19 Février 2013 , Rédigé par Frédéric Delorca Publié dans #Le monde autour de nous

Quelques séries de questions que je me pose aujourd'hui et que je vous pose :

lh-copie-1.jpg- Vous êtes vous demandé déjà qui vivait à l'endroit où vous habitez il y a cent ans, quel était le paysage dehors à ce moment-là ? ce qu'on y faisait ? Les fous se prennent plus souvent pour des réincarnations de Napoléon ou d'un pharaon, pas de l'arrière grand père d'un voisin. Est-ce qu'on se soucie de l'histoire d'un lieu auquel on est étranger ? Dès lors est-il utile qu'un journal municipal de banlieue parle chaque mois de l'histoire d'une ville dont la moitié de la population vivait ailleurs dix ans plus tôt ? est-il légitime et utile que l'Agence nationale de la rénovation urbaine ait une ligne de crédit pour l'histoire des HLM ? Les gens ont-ils besoin de ça ? L'histoire locale est-elle un moyen de donner des lettres de noblesse au vécu ordinaire des gens ou juste une façon de combler l'insuffisance du "grand récit national" (sa crise, en quelque sorte) et de tous les autres grands récits ?

 

csto-copie-1.png-  Questions autour de ce mot d'un ami tantôt : "je lis actuellement un ouvrage d'Henri Chambre (jésuite) sur le marxisme en Union soviétique (sa thèse principale : le poids majeur de la superstructure et de l'idéologie dans un système issu d'une "philosophie" mettant l'accent sur l'infrastructure économique). C intéressant de voir les répercussions de la transposition du marxisme dans une société donnée : disparition de la propriété privée au profit du concept de propriété individuelle, disparition de toute référence directe à la morale dans le code pénal : la responsabilité y étant exclusivement légale et sociale (où le juste et le bien cèdent le pas devant le socialement utile ou néfaste)..."
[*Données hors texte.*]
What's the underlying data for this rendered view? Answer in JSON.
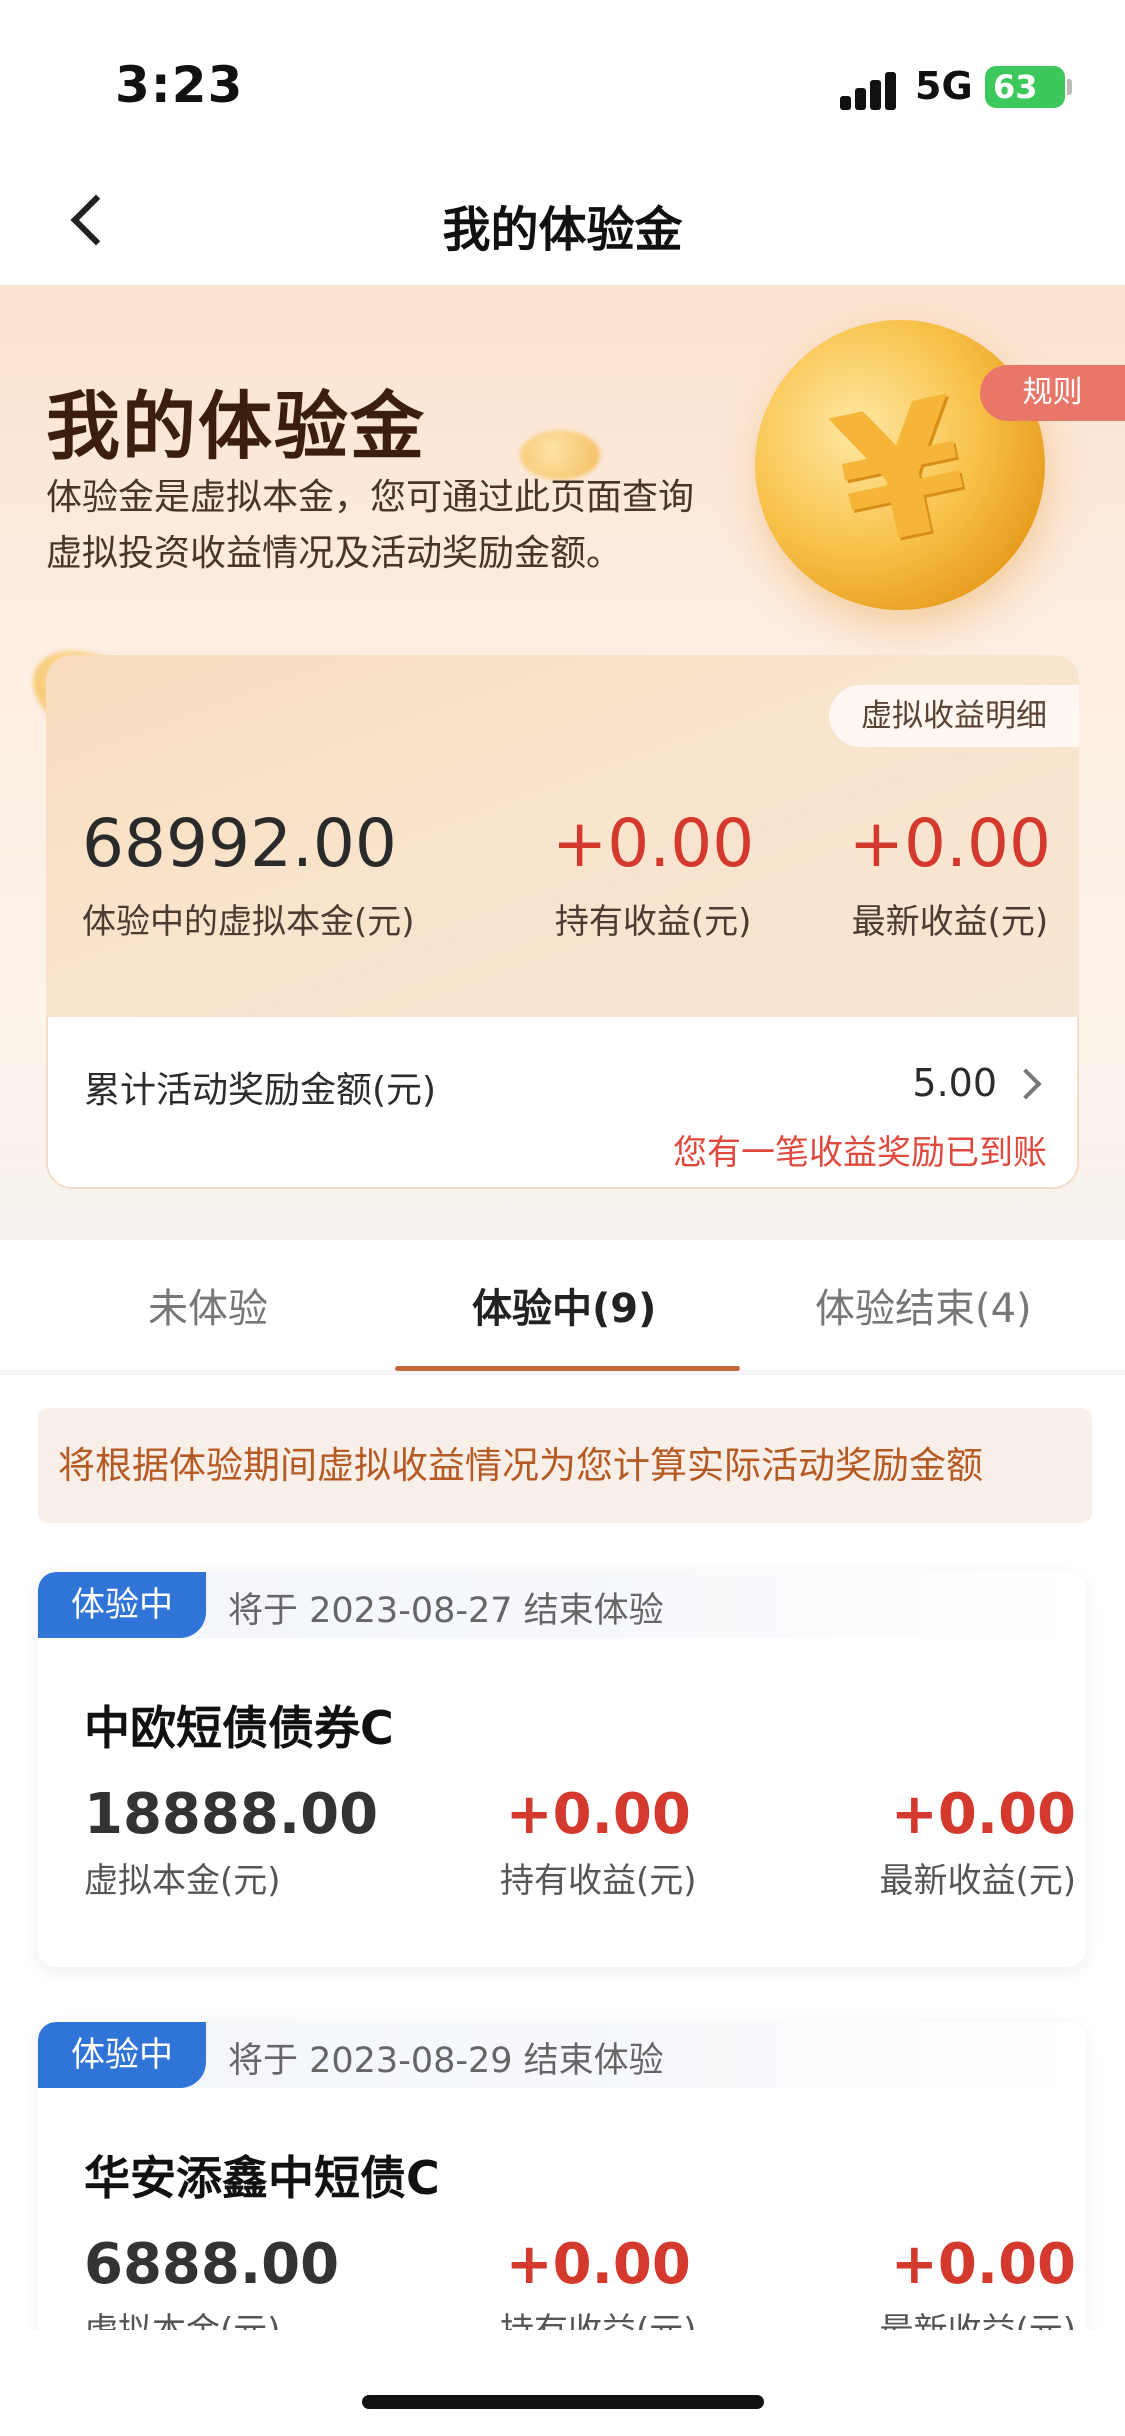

L'argument selon lequel le soviétisme a aboli le sens moral des russes et les a rendus utilitaristes est très répandu chez les anticommunistes, et j'y ai remarqué un fond de vérité quand je suis alléeen russie. Mais il est toujours dur de savoir si les causalités sont politiques ou anthropologiques. A propos de la Russie, on peut aussi soutenir qu'un pays de serfs jusqu'en 1880, qui a connu tant de guerres (avec le phénomène des veuves qui élèvent leurs enfants seules dans le dépit et la nécessité) ne peut pas se forger de grandes morales familiales bien ancrées et bien transmises. Il faudrait comparer cela avec Cuba par exemple. En tout cas évidemment je conçois qu'on se demande (sans jamais pouvoir trouver de réponse claire) quelle part un système politique peut jouer dans la disparition d'une morale, directement,ou indirectement par les guerres civiles qu'il provoque (je pense notamment à la Chine, où là aussi l'utilitarisme est roi, d'où la nécessité de retourner parfois à de vieilles morales confucéennes plus désintéressées). Le moralisme assumé du républicanisme français, lui, limite peut-être le risque de la dérive utilitaire, mais le moralisme produit aussi de l'anti-moralisme réactionnel, source d'anomie. Et puis les réacs façon Bernanos diraient que le moralisme républicain est un moralisme au rabais parce qu'il valorise les combines plus que l'héroïsme, à la différence de la sainte monarchie traditionnelle. Y a-t-il une morale politique qui puisse vraiment le sortir de l'utilitarisme sans l'asservir à du pharisianisme ?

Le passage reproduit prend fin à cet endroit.